C-lab meeting with a presentation by Marta Łukowska (in cooperation with Roy Salomon, Giulia Galli, Javier Bello Ruiz & Olaf Blanke).
The scientific study of consciousness has become a central focus of cognitive neuroscience. Two important aspects of consciousness, have received considerable empirical attention. Bodily self-consciousness, or how the feeling of the self as a unified entity in the body arises from integration of multisensory bodily signals has been studied in healthy and neurological populations. The study of visual consciousness awareness has focused on the cognitive and neural modulators rendering a stimulus aware or unaware. However, there have been few investigations of the interplay between bodily self-consciousness and visual conscious awareness, thus overlooking possible mutual influences between them.
In a set of two studies, using robotics, virtual reality and continuous flash suppression we investigated how visuo-tactile conflicts, which have been shown to modulate bodily self-consciousness, affect visual conscious awareness and how unconscious visuo-tactile conflicts impact bodily self-consciousness. The first study consisted of three experiments, in which we show that: (i) visuo-tactile conflicts break suppression more rapidly than non-conflicting visual tactile stimulation; (ii) this effect is modulated by the presence of a visual body form and (iii) the results are not due to detection or response biases.

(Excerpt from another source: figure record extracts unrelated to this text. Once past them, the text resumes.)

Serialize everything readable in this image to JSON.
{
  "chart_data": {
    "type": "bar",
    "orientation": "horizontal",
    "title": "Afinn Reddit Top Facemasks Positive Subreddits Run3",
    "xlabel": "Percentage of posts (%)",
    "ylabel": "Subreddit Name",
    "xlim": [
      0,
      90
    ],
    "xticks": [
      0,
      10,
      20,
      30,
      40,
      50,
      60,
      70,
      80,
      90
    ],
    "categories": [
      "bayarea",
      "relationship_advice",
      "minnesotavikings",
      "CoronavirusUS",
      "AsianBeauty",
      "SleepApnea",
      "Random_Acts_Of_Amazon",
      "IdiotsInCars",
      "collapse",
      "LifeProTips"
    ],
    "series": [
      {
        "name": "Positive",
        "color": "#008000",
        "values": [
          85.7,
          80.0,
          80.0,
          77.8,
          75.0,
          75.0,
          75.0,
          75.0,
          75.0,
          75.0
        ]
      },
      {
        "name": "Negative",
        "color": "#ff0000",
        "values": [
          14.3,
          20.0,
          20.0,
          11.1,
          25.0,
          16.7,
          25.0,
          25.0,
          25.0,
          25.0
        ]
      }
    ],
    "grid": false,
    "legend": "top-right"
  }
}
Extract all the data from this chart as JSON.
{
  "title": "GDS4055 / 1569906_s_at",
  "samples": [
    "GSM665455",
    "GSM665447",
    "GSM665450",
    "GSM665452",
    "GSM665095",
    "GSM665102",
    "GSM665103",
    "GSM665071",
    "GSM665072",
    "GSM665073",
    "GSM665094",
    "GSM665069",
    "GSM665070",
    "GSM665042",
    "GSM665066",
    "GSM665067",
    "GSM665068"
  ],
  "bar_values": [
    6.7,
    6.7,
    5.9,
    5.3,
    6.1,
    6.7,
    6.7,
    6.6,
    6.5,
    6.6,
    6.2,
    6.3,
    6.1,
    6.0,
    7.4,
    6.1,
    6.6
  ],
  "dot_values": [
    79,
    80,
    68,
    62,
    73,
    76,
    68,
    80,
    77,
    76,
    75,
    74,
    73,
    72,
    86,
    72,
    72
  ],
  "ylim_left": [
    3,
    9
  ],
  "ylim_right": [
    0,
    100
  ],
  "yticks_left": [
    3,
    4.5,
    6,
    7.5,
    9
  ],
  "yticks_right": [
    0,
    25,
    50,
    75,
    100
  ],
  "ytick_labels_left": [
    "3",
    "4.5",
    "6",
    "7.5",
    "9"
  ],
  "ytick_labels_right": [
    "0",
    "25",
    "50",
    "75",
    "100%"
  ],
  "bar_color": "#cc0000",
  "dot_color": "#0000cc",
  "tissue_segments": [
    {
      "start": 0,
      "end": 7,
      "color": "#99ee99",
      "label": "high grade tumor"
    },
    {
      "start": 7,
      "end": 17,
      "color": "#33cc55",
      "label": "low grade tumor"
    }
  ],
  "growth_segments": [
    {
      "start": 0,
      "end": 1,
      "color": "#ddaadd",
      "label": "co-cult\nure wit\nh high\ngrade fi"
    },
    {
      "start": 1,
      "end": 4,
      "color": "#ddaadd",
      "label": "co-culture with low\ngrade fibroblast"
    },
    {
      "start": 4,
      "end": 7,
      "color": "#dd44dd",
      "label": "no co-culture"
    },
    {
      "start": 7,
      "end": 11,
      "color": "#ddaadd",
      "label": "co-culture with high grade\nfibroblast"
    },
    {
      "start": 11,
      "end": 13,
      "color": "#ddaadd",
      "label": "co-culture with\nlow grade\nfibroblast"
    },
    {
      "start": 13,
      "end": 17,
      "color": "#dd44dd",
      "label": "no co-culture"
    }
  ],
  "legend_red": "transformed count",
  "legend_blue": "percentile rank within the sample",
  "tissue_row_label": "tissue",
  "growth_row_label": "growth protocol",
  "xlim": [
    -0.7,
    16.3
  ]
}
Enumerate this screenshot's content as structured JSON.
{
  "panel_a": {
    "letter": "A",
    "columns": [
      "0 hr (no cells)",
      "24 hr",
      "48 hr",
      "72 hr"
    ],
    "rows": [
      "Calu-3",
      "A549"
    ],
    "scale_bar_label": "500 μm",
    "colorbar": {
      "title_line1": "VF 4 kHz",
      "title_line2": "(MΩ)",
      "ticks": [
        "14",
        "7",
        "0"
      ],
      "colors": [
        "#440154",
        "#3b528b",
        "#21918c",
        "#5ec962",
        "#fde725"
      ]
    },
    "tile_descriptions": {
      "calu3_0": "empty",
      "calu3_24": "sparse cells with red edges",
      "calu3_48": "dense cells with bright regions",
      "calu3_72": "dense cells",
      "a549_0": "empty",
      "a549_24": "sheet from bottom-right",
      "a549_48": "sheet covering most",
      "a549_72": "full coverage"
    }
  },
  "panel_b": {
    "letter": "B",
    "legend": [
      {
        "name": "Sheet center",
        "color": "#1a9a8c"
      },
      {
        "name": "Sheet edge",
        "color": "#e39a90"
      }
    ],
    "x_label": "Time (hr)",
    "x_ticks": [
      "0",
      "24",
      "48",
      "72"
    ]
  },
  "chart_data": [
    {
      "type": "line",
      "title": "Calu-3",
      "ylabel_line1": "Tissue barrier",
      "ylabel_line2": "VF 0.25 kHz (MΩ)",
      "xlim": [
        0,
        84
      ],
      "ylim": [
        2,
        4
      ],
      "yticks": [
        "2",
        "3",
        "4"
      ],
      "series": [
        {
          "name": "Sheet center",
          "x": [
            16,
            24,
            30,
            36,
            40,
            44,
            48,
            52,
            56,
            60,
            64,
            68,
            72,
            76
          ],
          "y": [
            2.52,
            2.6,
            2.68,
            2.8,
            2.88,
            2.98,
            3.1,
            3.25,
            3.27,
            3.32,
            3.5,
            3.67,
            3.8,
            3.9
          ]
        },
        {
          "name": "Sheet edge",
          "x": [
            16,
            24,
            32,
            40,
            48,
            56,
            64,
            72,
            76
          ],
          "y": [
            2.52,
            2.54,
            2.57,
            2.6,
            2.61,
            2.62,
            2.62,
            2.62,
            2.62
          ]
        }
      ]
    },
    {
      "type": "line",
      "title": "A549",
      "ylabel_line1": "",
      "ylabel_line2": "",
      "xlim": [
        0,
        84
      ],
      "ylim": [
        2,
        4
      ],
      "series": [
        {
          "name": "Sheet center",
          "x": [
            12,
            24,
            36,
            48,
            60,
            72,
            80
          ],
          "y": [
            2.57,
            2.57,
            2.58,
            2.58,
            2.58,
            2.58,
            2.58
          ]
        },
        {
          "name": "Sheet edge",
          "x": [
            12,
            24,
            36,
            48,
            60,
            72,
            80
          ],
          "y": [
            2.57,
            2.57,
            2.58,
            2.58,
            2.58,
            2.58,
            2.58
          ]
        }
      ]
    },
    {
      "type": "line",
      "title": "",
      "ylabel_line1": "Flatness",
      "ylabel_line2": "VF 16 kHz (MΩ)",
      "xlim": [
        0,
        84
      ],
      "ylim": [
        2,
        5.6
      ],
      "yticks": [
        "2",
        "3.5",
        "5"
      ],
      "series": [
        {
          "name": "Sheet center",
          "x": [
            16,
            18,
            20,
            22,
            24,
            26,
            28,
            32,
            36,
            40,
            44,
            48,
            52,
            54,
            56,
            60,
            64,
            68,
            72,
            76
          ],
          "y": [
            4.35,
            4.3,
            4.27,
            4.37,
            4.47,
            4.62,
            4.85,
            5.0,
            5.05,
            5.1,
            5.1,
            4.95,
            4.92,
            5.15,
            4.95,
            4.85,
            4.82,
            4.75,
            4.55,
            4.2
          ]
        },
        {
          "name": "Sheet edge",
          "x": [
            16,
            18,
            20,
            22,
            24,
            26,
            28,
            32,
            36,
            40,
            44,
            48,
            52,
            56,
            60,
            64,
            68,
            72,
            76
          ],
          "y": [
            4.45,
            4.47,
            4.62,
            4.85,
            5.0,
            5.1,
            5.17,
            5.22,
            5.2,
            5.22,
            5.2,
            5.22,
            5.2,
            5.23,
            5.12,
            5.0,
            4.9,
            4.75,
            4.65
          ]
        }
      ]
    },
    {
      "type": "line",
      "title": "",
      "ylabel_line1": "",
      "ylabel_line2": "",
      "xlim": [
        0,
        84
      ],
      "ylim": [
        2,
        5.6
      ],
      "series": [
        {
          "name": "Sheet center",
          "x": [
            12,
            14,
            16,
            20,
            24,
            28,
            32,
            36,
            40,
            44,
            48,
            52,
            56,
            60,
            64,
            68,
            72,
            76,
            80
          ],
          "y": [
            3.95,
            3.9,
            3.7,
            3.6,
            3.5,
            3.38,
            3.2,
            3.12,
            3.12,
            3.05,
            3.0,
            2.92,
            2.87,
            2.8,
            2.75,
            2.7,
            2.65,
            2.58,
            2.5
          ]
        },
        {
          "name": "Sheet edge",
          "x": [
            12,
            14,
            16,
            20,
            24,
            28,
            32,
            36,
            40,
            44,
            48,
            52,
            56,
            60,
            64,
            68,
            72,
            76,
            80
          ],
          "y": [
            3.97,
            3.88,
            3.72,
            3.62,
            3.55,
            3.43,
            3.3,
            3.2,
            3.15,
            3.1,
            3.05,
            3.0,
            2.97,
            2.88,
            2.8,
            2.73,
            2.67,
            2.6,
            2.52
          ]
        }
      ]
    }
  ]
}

In the field of bodily self-consciousness, visuo-tactile conflict has been shown to influence sense of ownership over a limb or even the full body as in the rubber-hand and full-body illusions. Both paradigms introduce visuo-tactile conflict by synchronous stroking of a seen virtual body (part) and the unseen real body (part). It has been suggested that the illusion is due to an erroneous integration of the seen and felt touch. Here we tested if it is possible to manipulate bodily self-consciousness by introducing unconscious visuo-tactile conflicts – with full suppression of visual stimulation from awareness. In two experiments we compared the influence of conscious and unconscious visuo-tactile conflict on bodily self-consciousness in the context of automated full-body illusion procedure. We used both subjective (questionnaire) and objective (body temperature) measures of the illusion. Our results shown that even when the visual stimuli were unaware (according to both objective and subjective criteria) and no visuo-tactile conflict was consciously experienced a full body illusion occurred.
The results of both studies show that visuo-tactile information is integrated without awareness. Thus, visuo-tactile conflicts modulate not only the formation of bodily self-consciousness but also the content of our conscious awareness and even an unconscious visuo-tactile conflict is able to impact bodily self-consciousness. These finding highlight an important link between bodily signals and the experience of the external world in the visual domain.